Let us for a moment examine some other claims of a similar character: Ergot has been known for centuries, and had for a long time been used by midwives and others, but the credit of introducing it to the profession belongs to Dr. John Steams, of Saratoga Co., N. Y. Lupulin, the powder of hops, had also been known for centuries, but to Dr. Ives of New York belongs the credit of its professional introduction. Iodine was discovered by Courtois, but Coindet introduced it as a medicine. Ether had long been known as a remedial agent, but Dr. Jackson or Morton have the credit of introducing it as an anaesthetic. Cod-liver oil had long been used in popular practice, and was introduced to the profession in England by Percival. Silver had long been known, and the nitrate has been used for some years, but M. Serre introduced other preparations of this metal as remedies. Gold had been known from the earliest ages, and was undoubtedly used medicinally, but the credit of introducing it to the profession belongs to M. Chrestien, and so of many other agents. Soft soap has undoubtedly been known for centuries, but as a remedy in itch it was introduced by Pfeuffer; and possibly it might be found very efficacious for those who have such powerful itchings for claims to which they are not entitled, or for tearing down claims which they are struggling uselessly to settle upon themselves.

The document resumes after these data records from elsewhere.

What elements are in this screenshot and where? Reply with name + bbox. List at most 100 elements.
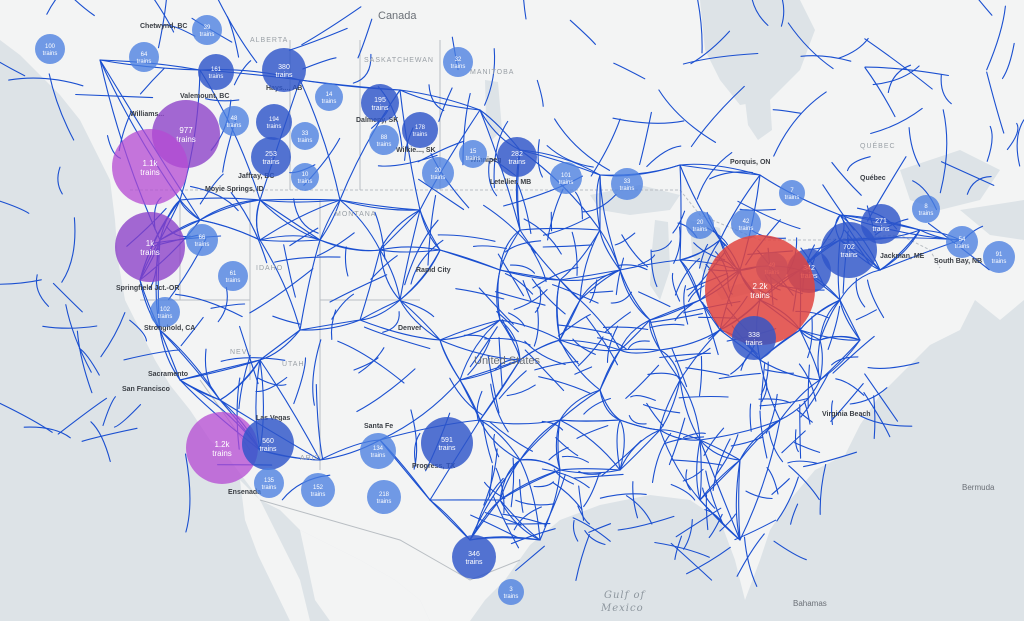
bubble-unit: trains [992,259,1007,265]
bubble-circle[interactable] [497,137,537,177]
bubble-circle[interactable] [421,417,473,469]
bubble-circle[interactable] [550,162,582,194]
bubble-circle[interactable] [443,47,473,77]
bubble-circle[interactable] [422,157,454,189]
bubble-circle[interactable] [198,54,234,90]
bubble-circle[interactable] [367,480,401,514]
bubble-unit: trains [508,159,526,166]
bubble-circle[interactable] [186,224,218,256]
bubble-circle[interactable] [256,104,292,140]
bubble-circle[interactable] [186,412,258,484]
bubble-circle[interactable] [821,222,877,278]
bubble-circle[interactable] [112,129,188,205]
place-stronghold: Stronghold, CA [144,325,195,332]
bubble-circle[interactable] [35,34,65,64]
mexico-land [300,530,430,621]
bubble-circle[interactable] [129,42,159,72]
bubble-unit: trains [322,99,337,105]
bubble-circle[interactable] [779,180,805,206]
bubble-circle[interactable] [686,211,714,239]
bubble-circle[interactable] [315,83,343,111]
bubble-circle[interactable] [192,15,222,45]
bubble-circle[interactable] [218,261,248,291]
bubble-circle[interactable] [459,140,487,168]
bubble-circle[interactable] [301,473,335,507]
bubble-circle[interactable] [115,212,185,282]
place-south-bay: South Bay, NB [934,258,982,265]
bubble-circle[interactable] [912,195,940,223]
bubble-circle[interactable] [946,226,978,258]
bubble-circle[interactable] [983,241,1015,273]
bubble-circle[interactable] [242,418,294,470]
bubble-circle[interactable] [150,297,180,327]
bubble-circle[interactable] [219,106,249,136]
bubble-circle[interactable] [732,316,776,360]
bubble-circle[interactable] [251,137,291,177]
label-idaho: IDAHO [256,265,283,272]
bubble-circle[interactable] [611,168,643,200]
place-moyie-springs: Moyie Springs, ID [205,186,264,193]
bubble-circle[interactable] [705,235,815,345]
bubble-circle[interactable] [254,468,284,498]
bubble-circle[interactable] [262,48,306,92]
bubble-circle[interactable] [731,209,761,239]
bubble-count: 271 [875,218,887,225]
bubble-circle[interactable] [360,433,396,469]
bubble-circle[interactable] [361,84,399,122]
bubble-circle[interactable] [402,112,438,148]
bubble-circle[interactable] [369,125,399,155]
bubble-circle[interactable] [452,535,496,579]
label-gulf-of: Gulf of [604,590,647,601]
bubble-unit: trains [785,195,800,201]
bubble-circle[interactable] [291,163,319,191]
bubble-circle[interactable] [291,122,319,150]
bubble-circle[interactable] [498,579,524,605]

I have received several letters concerning Keith & Co's preparations, in reply to which I will say I have not used them for the last two or three years, and consequently know nothing about them. Shortly after my publication concerning the adulterations found in the preparations of this firm, I saw Dr. Keith, and was informed by him that such adulterations were not authorized by him, nor was he aware of their existence until my article called his attention to it. He also stated that it should not be the case again: since which, however, I have not even seen them. Should they prove to be pure and reliable preparations, the profession may rest assured that I would more cheerfully announce the fact than to state differently, as I have no personal feelings towards this firm, and have a strong desire to know that their articles are just what they should be.—J. KING, College Journal of Medical Science, 1857.